Plastic bags to be prevented from draining into the lake
Sewage/manholes at identified locations to be closed.
Drain water from slum around the lake to be treated before draining into the lake. Preferably, connect the slum storm water and wastewater drain to the nearby Cox Town sewage drain as it is close to the slums
Prohibit submergence of idols during the festival season
Remove all slum dwellers from region
Cultivate and harvest fishes and aquatic plants to deplete the nitrogen and phosphate content
Restoration works

Twilight, Halasuru Rock, Bangalore – J B MacGeorge, 1917
Restoration works, listed below, have resulted in improvements in the lake environment.[3][4][2]

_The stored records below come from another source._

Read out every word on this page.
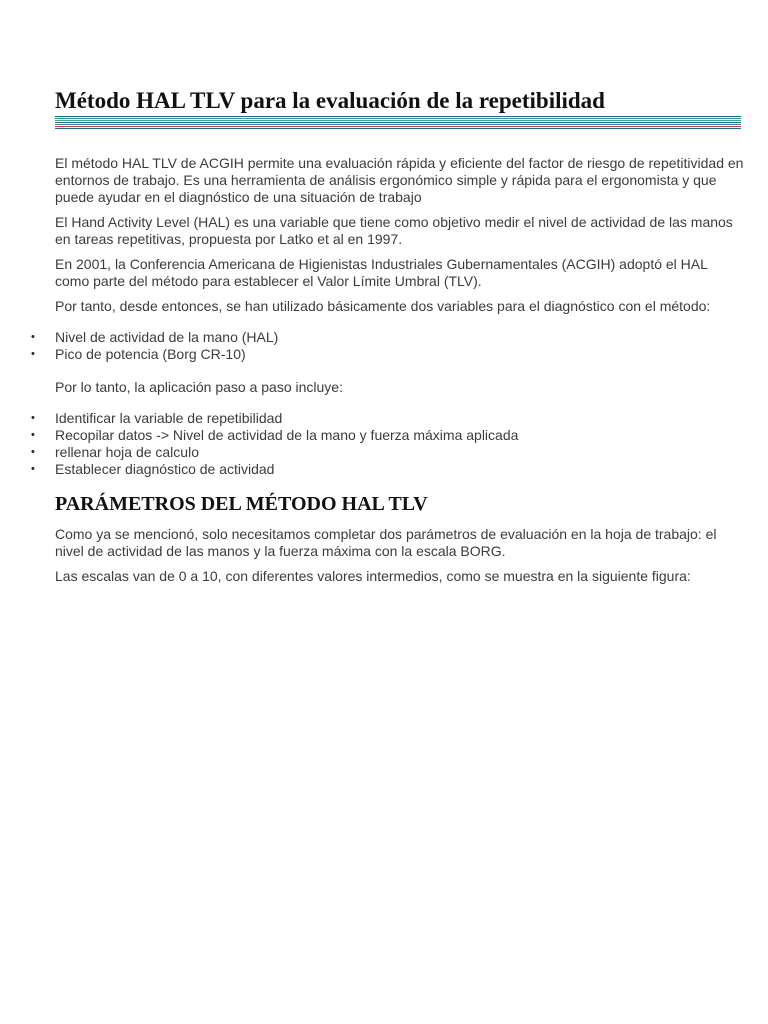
Método HAL TLV para la evaluación de la repetibilidad

El método HAL TLV de ACGIH permite una evaluación rápida y eficiente del factor de riesgo de repetitividad en entornos de trabajo. Es una herramienta de análisis ergonómico simple y rápida para el ergonomista y que puede ayudar en el diagnóstico de una situación de trabajo

El Hand Activity Level (HAL) es una variable que tiene como objetivo medir el nivel de actividad de las manos en tareas repetitivas, propuesta por Latko et al en 1997.

En 2001, la Conferencia Americana de Higienistas Industriales Gubernamentales (ACGIH) adoptó el HAL como parte del método para establecer el Valor Límite Umbral (TLV).

Por tanto, desde entonces, se han utilizado básicamente dos variables para el diagnóstico con el método:

• Nivel de actividad de la mano (HAL)
• Pico de potencia (Borg CR-10)

Por lo tanto, la aplicación paso a paso incluye:

• Identificar la variable de repetibilidad
• Recopilar datos -> Nivel de actividad de la mano y fuerza máxima aplicada
• rellenar hoja de calculo
• Establecer diagnóstico de actividad
PARÁMETROS DEL MÉTODO HAL TLV

Como ya se mencionó, solo necesitamos completar dos parámetros de evaluación en la hoja de trabajo: el nivel de actividad de las manos y la fuerza máxima con la escala BORG.

Las escalas van de 0 a 10, con diferentes valores intermedios, como se muestra en la siguiente figura:
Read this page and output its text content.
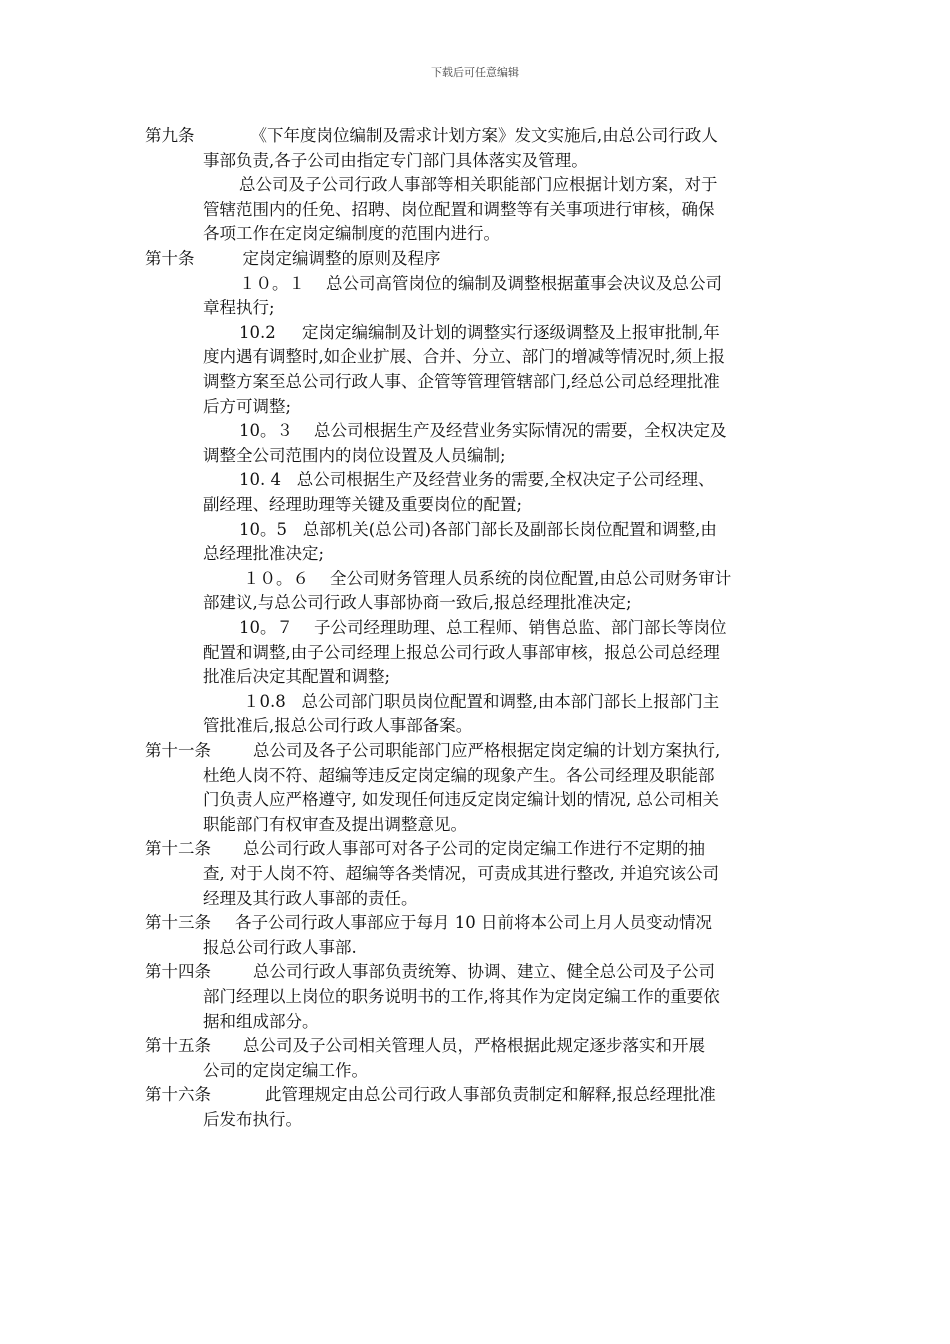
下载后可任意编辑
第九条	《下年度岗位编制及需求计划方案》发文实施后,由总公司行政人
事部负责,各子公司由指定专门部门具体落实及管理。
总公司及子公司行政人事部等相关职能部门应根据计划方案，对于
管辖范围内的任免、招聘、岗位配置和调整等有关事项进行审核，确保
各项工作在定岗定编制度的范围内进行。
第十条	定岗定编调整的原则及程序
１０。１    总公司高管岗位的编制及调整根据董事会决议及总公司
章程执行;
10.2     定岗定编编制及计划的调整实行逐级调整及上报审批制,年
度内遇有调整时,如企业扩展、合并、分立、部门的增减等情况时,须上报
调整方案至总公司行政人事、企管等管理管辖部门,经总公司总经理批准
后方可调整;
10。３    总公司根据生产及经营业务实际情况的需要，全权决定及
调整全公司范围内的岗位设置及人员编制;
10. 4   总公司根据生产及经营业务的需要,全权决定子公司经理、
副经理、经理助理等关键及重要岗位的配置;
10。5   总部机关(总公司)各部门部长及副部长岗位配置和调整,由
总经理批准决定;
１０。６    全公司财务管理人员系统的岗位配置,由总公司财务审计
部建议,与总公司行政人事部协商一致后,报总经理批准决定;
10。７    子公司经理助理、总工程师、销售总监、部门部长等岗位
配置和调整,由子公司经理上报总公司行政人事部审核，报总公司总经理
批准后决定其配置和调整;
１0.8   总公司部门职员岗位配置和调整,由本部门部长上报部门主
管批准后,报总公司行政人事部备案。
第十一条	总公司及各子公司职能部门应严格根据定岗定编的计划方案执行,
杜绝人岗不符、超编等违反定岗定编的现象产生。各公司经理及职能部
门负责人应严格遵守, 如发现任何违反定岗定编计划的情况, 总公司相关
职能部门有权审查及提出调整意见。
第十二条 总公司行政人事部可对各子公司的定岗定编工作进行不定期的抽
查, 对于人岗不符、超编等各类情况，可责成其进行整改, 并追究该公司
经理及其行政人事部的责任。
第十三条 各子公司行政人事部应于每月 10 日前将本公司上月人员变动情况
报总公司行政人事部.
第十四条	总公司行政人事部负责统筹、协调、建立、健全总公司及子公司
部门经理以上岗位的职务说明书的工作,将其作为定岗定编工作的重要依
据和组成部分。
第十五条 总公司及子公司相关管理人员，严格根据此规定逐步落实和开展
公司的定岗定编工作。
第十六条	此管理规定由总公司行政人事部负责制定和解释,报总经理批准
后发布执行。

Aeration of wastewater that is led into the lake
Park and swimming pool improved
Desilting of the lake bed and thus increasing depth and the capacity of the lake
Installation of silt traps at the mouth of the storm water inlets
Diversion of underground sewages lines from the eastern part of the City through 900 mm pipes bypassing the lake
Restoration of Aquatic life by introduction of fish species natural to the lake and induction of suitable water plants
Chain–link fencing to prevent people dumping garbage into the lake
Boat training facility of Madras Engineering Group (MEG) improved
Access to public from 9 am to 6 pm with holiday on Wednesday
It is reported that cleanliness drive has breathed new life to the lake.[2]